Furthermore, the focus on airside safety and AI analytics addresses universal aviation pain points. The data generated by the 5G-connected sensors creates a continuous feedback loop for predictive maintenance and safety management, potentially reducing insurance costs and improving regulatory compliance—arguments that resonate with airport boards worldwide.

Conclusion: The Runway for 5G’s Enterprise Future

Hrvatski Telekom’s deployment at Zagreb, Zadar, and Pula airports is a definitive signal that 5G’s enterprise and critical infrastructure phase is operational. It moves the technology from lab demonstrations and limited factory trials into environments where network failure is not an option.
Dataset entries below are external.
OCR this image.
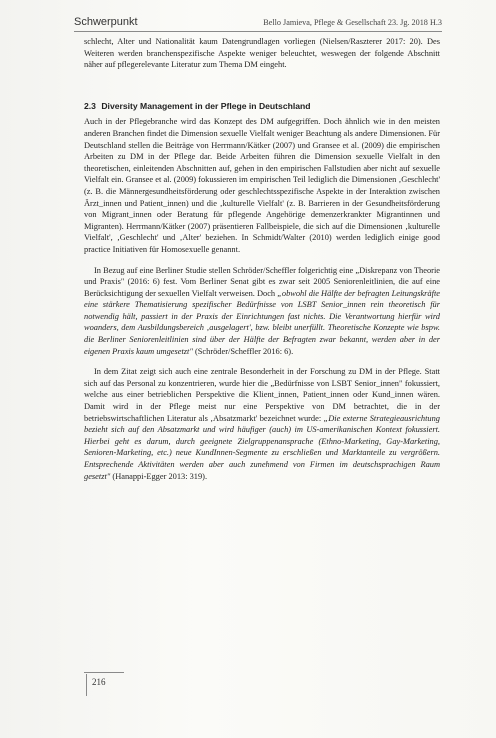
Schwerpunkt	Bello Jamieva, Pflege & Gesellschaft 23. Jg. 2018 H.3

schlecht, Alter und Nationalität kaum Datengrundlagen vorliegen (Nielsen/Raszterer 2017: 20). Des Weiteren werden branchenspezifische Aspekte weniger beleuchtet, weswegen der folgende Abschnitt näher auf pflegerelevante Literatur zum Thema DM eingeht.

2.3 Diversity Management in der Pflege in Deutschland

Auch in der Pflegebranche wird das Konzept des DM aufgegriffen. Doch ähnlich wie in den meisten anderen Branchen findet die Dimension sexuelle Vielfalt weniger Beachtung als andere Dimensionen. Für Deutschland stellen die Beiträge von Herrmann/Kätker (2007) und Gransee et al. (2009) die empirischen Arbeiten zu DM in der Pflege dar. Beide Arbeiten führen die Dimension sexuelle Vielfalt in den theoretischen, einleitenden Abschnitten auf, gehen in den empirischen Fallstudien aber nicht auf sexuelle Vielfalt ein. Gransee et al. (2009) fokussieren im empirischen Teil lediglich die Dimensionen ‚Geschlecht' (z. B. die Männergesundheitsförderung oder geschlechtsspezifische Aspekte in der Interaktion zwischen Ärzt_innen und Patient_innen) und die ‚kulturelle Vielfalt' (z. B. Barrieren in der Gesundheitsförderung von Migrant_innen oder Beratung für pflegende Angehörige demenzerkrankter Migrantinnen und Migranten). Herrmann/Kätker (2007) präsentieren Fallbeispiele, die sich auf die Dimensionen ‚kulturelle Vielfalt', ‚Geschlecht' und ‚Alter' beziehen. In Schmidt/Walter (2010) werden lediglich einige good practice Initiativen für Homosexuelle genannt.

In Bezug auf eine Berliner Studie stellen Schröder/Scheffler folgerichtig eine „Diskrepanz von Theorie und Praxis" (2016: 6) fest. Vom Berliner Senat gibt es zwar seit 2005 Seniorenleitlinien, die auf eine Berücksichtigung der sexuellen Vielfalt verweisen. Doch „obwohl die Hälfte der befragten Leitungskräfte eine stärkere Thematisierung spezifischer Bedürfnisse von LSBT Senior_innen rein theoretisch für notwendig hält, passiert in der Praxis der Einrichtungen fast nichts. Die Verantwortung hierfür wird woanders, dem Ausbildungsbereich ‚ausgelagert', bzw. bleibt unerfüllt. Theoretische Konzepte wie bspw. die Berliner Seniorenleitlinien sind über der Hälfte der Befragten zwar bekannt, werden aber in der eigenen Praxis kaum umgesetzt" (Schröder/Scheffler 2016: 6).

In dem Zitat zeigt sich auch eine zentrale Besonderheit in der Forschung zu DM in der Pflege. Statt sich auf das Personal zu konzentrieren, wurde hier die „Bedürfnisse von LSBT Senior_innen" fokussiert, welche aus einer betrieblichen Perspektive die Klient_innen, Patient_innen oder Kund_innen wären. Damit wird in der Pflege meist nur eine Perspektive von DM betrachtet, die in der betriebswirtschaftlichen Literatur als ‚Absatzmarkt' bezeichnet wurde: „Die externe Strategieausrichtung bezieht sich auf den Absatzmarkt und wird häufiger (auch) im US-amerikanischen Kontext fokussiert. Hierbei geht es darum, durch geeignete Zielgruppenansprache (Ethno-Marketing, Gay-Marketing, Senioren-Marketing, etc.) neue KundInnen-Segmente zu erschließen und Marktanteile zu vergrößern. Entsprechende Aktivitäten werden aber auch zunehmend von Firmen im deutschsprachigen Raum gesetzt" (Hanappi-Egger 2013: 319).

216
The success of this project, measured by uptime, security incidents prevented, and operational cost savings, will be closely watched by the entire telecom industry.

For network operators, the blueprint is clear: secure dedicated spectrum, invest in edge compute capabilities, forge deep vertical partnerships, and leverage public-private funding mechanisms. The race is on to become the digital backbone for the world’s ports, factories, utilities, and transport hubs. This Croatian initiative shows that the telecom operator that can deliver not just connectivity, but guaranteed performance, integrated intelligence, and sovereign data control, will capture the high-margin future of the industry.